There are no shortage of articles in trade magazines about how to find time to write while managing all the other competing activities and responsibilities in life. Most offer excellent advice such as: block off writing time for yourself; stick to your schedule; turn off your mobile phone; disconnect from the internet and don’t look at email. Find a space where you can concentrate and work uninterrupted, even if it happens to be inside a noisy cafe. All of the aforementioned are great suggestions, however, there is just one little glitch that tends to throw a grenade into the entire plan and if you’re anything like me, that glitch goes by the name: guilt.

My “day job” which is what I do in addition to being a writer, sucks up a huge amount of time above and beyond an 8-hour workday. For anyone who is employed in the arts, it is a given that our organizations are notoriously underfunded and under-staffed. As such, those of us employed in the non-profit arts and culture sector tend to work a lot of extra hours. There are evening meetings and events that we have to attend. Weekends are routinely interrupted by festivals or fundraisers and there are seminars, lectures or workshops that we feel an obligation to attend as well. In addition, we all have our cell-phones pinging and bleeping at all hours and many of us have family commitments with aging parents and/or kids with a barrage of extracurricular activities that demand our time. All of the aforementioned and more suck up enormous amounts of precious free time outside of work that could be used for writing, but instead we engage in an endless schlep-fest because we feel enormous guilt if we say “no” to our bosses, our kids, our partners, our parents and all of those people counting on us.

You likely already know and have probably experienced most of what I have said above. I am reiterating it so that: a) you know that you’re not alone; and hopefully b) you can find the strength to say “no” to people and things when they interfere with your writing goals.

The point I’d like to hammer home is that regardless of what stage you’re at in your writing career -- just starting or three books published and counting -- you need to give yourself permission to not feel guilty and protect your writing time at all costs.
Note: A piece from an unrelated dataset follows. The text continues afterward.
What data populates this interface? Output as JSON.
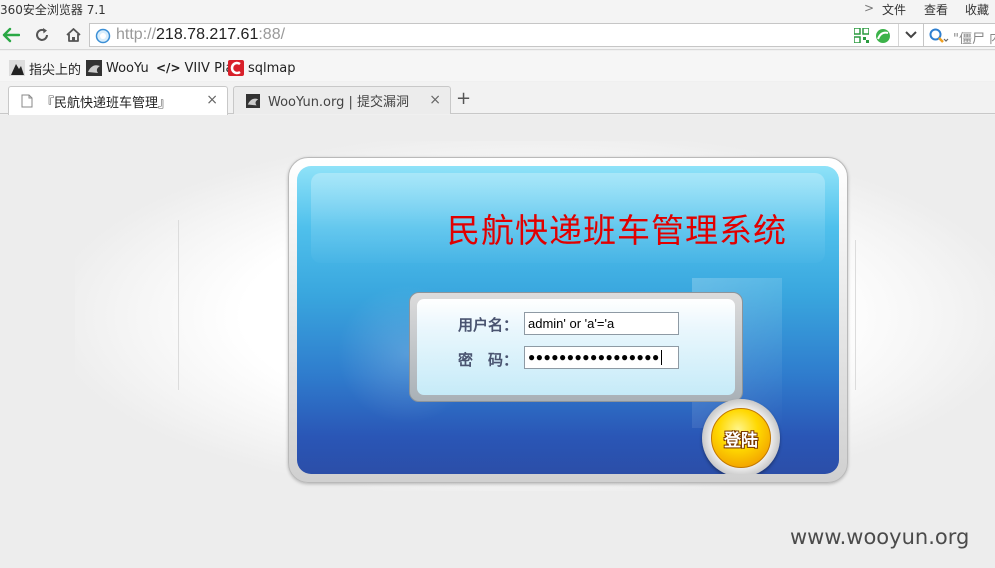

For those of us who are serious, writing isn’t just a hobby we do. I’ve witnessed family members, colleagues and friends of people I know make demands on a writer’s time because they don’t understand that “time” is in fact our most valuable commodity.

I urge you to protect your writing time at all costs. Set it aside and go somewhere where you will not be disturbed. Shut off your phone and face the blank screen. If you have people who don’t understand or respect your commitment and you don’t want to hurt their feelings by telling them “Bugger off, I’m writing now!” then I suggest you lie. Yes, lie. If you have a day-job, tell them you’re working extra hours and just go off somewhere and write. If you work from home, say you have an appointment and leave, go write. If you have to be home and the kids are making demands on you, order them a movie from Netflix, microwave some popcorn, sit them in front of the TV and go lock yourself in your room and write. Do whatever it is you have to do to protect the time you need every day to work at your craft. Don’t feel guilty, because that doesn’t serve you, or anyone else.

Do you think if any one of Hemmingway’s wives had said to him, “Ernest, the lawn needs mowing!” or “Ernest, the kids need to be carpooled to hockey!” he would have stopped his maniacal typing, set aside The Sun Also Rises and run off to do some mundane chore? I think not. So if you’re a writer (and especially if you’re a woman), feel no guilt in protecting your time to write. It is as important as taking care of your kids, working a day-job, taking your elderly mom to the doctor and all the other day to day activities we set aside time for without thinking twice. The difference is that You are a Writer! So make and protect your time to write.